Sampdoria, c'è la montagna Inter da scalare. Ma Stankovic predica calma: "Niente paura"
"Con rispetto ma senza paura". Così Dejan Stankovic vuole la sua Sampdoria questa sera contro l'Inter. Il tecnico blucerchiato è al lavoro contro mille e una difficoltà con l'obiettivo di andare alla ricerca di quella scintilla che possa riaccendere la speranza di una risalita in classifica. Il pareggio contro il Monza, per come è arrivato, può rappresentare una mazzata ma la squadra vista in campo nel 2023 è decisamente cambiata nell'atteggiamento rispetto a quella che aveva mestamente chiuso il 2022. Merito del lavoro dell'allenatore serbo che questa sera incontrerà il suo passato, fatto di vittorie e grandi gioie, a cui spera di regalare un dispiacere.
Testa-coda a Marassi
Ovviamente la sfida può essere paragonata ad un Everest da scalare. Il testa-coda della 22a giornata metterà di fronte la seconda forza del campionato contro la penultima. Obiettivi differenti e potenziali che non sono paragonabili, con Audero e compagni che però potranno contare sulla spinta del pubblico che mai li ha abbandonati e che lunedì scorso ha riempito anche il settore ospiti dell'U-Power Stadium con più di 2100 presenze. In stagione la Sampdoria ha saputo frenare al "Ferraris" già due big ad inizio stagione anche se gli scenari erano obiettivamente diversi: lo scorso 22 agosto è arrivato uno 0-0 contro la Juventus mentre il 31, sempre di agosto, Gabbiadini siglò all'ultimo la rete dell'1-1 contro la Lazio.
Coperta cortissima
Dejan Stankovic dovrà ancora una volta fare i conti con una coperta cortissima. Fra infortuni, lungodegenti e squalifiche il tecnico blucerchiato non avrà a disposizione Gunter, solo terapie ieri, De Luca, Conti e Pussettio mentre Leris è stato fermato dal giudice sportivo.
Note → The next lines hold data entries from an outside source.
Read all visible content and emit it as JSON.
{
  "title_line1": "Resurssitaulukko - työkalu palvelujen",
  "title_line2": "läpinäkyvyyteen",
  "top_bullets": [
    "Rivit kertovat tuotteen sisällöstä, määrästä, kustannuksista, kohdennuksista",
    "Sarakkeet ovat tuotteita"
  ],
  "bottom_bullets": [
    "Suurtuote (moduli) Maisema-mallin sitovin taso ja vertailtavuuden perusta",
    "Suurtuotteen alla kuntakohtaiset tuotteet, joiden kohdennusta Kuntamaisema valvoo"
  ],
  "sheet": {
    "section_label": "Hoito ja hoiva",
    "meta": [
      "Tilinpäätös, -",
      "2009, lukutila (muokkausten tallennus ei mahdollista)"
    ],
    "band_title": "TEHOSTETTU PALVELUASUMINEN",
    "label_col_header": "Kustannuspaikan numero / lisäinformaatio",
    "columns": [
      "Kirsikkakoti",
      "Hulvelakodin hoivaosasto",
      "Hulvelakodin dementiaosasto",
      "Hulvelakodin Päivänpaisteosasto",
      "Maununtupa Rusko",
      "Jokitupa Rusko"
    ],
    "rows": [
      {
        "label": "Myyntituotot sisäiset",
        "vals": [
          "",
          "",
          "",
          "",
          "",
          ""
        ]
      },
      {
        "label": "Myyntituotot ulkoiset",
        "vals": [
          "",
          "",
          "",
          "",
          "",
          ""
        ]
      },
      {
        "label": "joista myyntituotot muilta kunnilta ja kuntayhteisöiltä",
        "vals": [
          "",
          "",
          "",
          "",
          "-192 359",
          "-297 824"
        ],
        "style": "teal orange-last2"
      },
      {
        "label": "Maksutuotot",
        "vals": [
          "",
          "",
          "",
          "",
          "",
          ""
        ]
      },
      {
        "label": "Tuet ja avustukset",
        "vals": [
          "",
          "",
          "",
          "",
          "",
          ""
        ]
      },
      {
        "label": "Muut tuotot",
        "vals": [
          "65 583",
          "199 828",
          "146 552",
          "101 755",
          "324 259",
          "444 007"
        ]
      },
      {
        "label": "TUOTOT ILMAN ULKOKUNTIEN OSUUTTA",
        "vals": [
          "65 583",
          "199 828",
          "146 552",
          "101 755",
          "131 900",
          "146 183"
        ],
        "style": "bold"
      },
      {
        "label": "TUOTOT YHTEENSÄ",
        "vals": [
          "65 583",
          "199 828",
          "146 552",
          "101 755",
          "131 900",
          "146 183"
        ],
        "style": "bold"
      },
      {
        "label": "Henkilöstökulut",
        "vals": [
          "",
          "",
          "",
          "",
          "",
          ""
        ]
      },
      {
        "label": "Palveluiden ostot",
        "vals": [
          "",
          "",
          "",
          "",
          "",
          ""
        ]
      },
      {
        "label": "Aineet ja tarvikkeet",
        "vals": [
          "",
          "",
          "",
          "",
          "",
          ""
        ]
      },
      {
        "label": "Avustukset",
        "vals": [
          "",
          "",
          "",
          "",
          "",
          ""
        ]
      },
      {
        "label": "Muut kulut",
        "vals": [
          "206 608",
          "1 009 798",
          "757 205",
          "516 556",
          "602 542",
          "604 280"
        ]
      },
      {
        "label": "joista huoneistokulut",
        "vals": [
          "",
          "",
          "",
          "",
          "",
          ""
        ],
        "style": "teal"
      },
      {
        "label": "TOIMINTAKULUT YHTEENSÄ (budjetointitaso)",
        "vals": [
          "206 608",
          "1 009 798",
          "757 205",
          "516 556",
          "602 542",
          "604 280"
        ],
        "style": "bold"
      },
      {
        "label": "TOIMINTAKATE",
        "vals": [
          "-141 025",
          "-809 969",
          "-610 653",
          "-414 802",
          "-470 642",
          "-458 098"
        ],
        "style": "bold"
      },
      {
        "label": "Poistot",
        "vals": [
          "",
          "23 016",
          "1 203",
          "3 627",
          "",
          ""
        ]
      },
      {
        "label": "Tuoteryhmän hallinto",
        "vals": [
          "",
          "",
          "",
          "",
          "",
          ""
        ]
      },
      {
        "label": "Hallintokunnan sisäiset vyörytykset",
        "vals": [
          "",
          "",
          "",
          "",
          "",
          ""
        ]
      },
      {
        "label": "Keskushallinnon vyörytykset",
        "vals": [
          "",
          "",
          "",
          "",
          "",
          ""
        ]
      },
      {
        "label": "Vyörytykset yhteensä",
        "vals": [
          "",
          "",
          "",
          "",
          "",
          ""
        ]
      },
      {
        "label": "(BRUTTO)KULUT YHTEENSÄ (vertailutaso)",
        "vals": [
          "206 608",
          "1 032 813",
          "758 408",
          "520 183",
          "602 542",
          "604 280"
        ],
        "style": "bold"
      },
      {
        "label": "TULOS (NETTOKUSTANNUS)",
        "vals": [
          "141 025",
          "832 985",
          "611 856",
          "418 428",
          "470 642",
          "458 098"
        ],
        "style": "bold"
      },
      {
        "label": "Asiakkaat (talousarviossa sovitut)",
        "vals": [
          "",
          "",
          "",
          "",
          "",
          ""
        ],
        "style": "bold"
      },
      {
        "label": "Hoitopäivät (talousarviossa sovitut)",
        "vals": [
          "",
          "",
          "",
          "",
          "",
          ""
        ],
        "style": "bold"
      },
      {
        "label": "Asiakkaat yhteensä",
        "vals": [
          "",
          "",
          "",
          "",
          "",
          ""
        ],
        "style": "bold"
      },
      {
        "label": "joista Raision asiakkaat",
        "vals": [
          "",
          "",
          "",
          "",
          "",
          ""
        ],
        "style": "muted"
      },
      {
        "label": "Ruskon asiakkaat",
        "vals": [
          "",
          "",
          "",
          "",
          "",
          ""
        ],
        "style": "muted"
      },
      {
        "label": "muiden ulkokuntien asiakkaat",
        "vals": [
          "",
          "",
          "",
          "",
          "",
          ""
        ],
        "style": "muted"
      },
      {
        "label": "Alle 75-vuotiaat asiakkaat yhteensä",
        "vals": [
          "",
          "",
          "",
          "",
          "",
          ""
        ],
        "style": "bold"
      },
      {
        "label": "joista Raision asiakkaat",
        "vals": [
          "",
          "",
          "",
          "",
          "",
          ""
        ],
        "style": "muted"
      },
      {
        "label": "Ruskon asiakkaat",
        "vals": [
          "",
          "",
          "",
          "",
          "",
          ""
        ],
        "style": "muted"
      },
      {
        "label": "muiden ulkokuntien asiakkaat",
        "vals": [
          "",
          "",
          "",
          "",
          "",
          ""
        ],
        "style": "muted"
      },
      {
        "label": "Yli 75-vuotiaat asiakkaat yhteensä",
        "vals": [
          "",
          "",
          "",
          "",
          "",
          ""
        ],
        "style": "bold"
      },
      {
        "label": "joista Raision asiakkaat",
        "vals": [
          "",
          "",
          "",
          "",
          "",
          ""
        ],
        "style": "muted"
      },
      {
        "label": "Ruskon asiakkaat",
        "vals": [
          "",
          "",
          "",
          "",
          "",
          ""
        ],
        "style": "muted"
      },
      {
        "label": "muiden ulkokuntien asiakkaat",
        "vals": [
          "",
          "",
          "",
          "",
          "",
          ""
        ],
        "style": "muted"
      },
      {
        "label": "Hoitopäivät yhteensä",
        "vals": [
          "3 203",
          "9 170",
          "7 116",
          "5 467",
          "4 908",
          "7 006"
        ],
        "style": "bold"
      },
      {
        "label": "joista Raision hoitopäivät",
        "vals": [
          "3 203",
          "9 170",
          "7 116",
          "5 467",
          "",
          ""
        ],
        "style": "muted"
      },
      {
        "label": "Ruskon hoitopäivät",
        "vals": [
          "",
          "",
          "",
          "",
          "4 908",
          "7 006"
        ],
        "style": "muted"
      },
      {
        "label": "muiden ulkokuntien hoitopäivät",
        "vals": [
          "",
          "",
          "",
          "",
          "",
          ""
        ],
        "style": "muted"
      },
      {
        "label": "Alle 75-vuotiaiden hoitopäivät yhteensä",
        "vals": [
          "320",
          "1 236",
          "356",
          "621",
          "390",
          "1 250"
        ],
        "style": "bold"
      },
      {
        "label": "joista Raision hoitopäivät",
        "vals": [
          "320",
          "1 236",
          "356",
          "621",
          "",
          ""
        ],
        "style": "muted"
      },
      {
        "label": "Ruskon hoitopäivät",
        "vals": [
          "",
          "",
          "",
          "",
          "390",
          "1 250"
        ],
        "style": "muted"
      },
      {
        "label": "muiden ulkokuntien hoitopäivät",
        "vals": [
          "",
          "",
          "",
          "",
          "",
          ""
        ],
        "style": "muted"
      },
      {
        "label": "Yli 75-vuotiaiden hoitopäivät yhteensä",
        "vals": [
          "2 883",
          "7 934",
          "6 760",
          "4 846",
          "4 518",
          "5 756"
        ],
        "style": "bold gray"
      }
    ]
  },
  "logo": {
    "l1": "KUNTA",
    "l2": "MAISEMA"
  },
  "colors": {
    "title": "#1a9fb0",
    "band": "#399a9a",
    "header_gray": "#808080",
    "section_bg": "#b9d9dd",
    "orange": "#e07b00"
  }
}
Davanti ad Audero spazio dunque a Nuytinck e Amione mentre per il terzo posto nel pacchetto arretrato Murillo e Murru si giocano una maglia da titolare. Sugli esterni agiranno Zanoli e Augello mentre Winks e uno fra Rincon e Cuisance saranno i centrocampisti. Jesé sarà a disposizione ma partirà dalla panchina con Lammers e Gabbiadini innescati da Djuricic.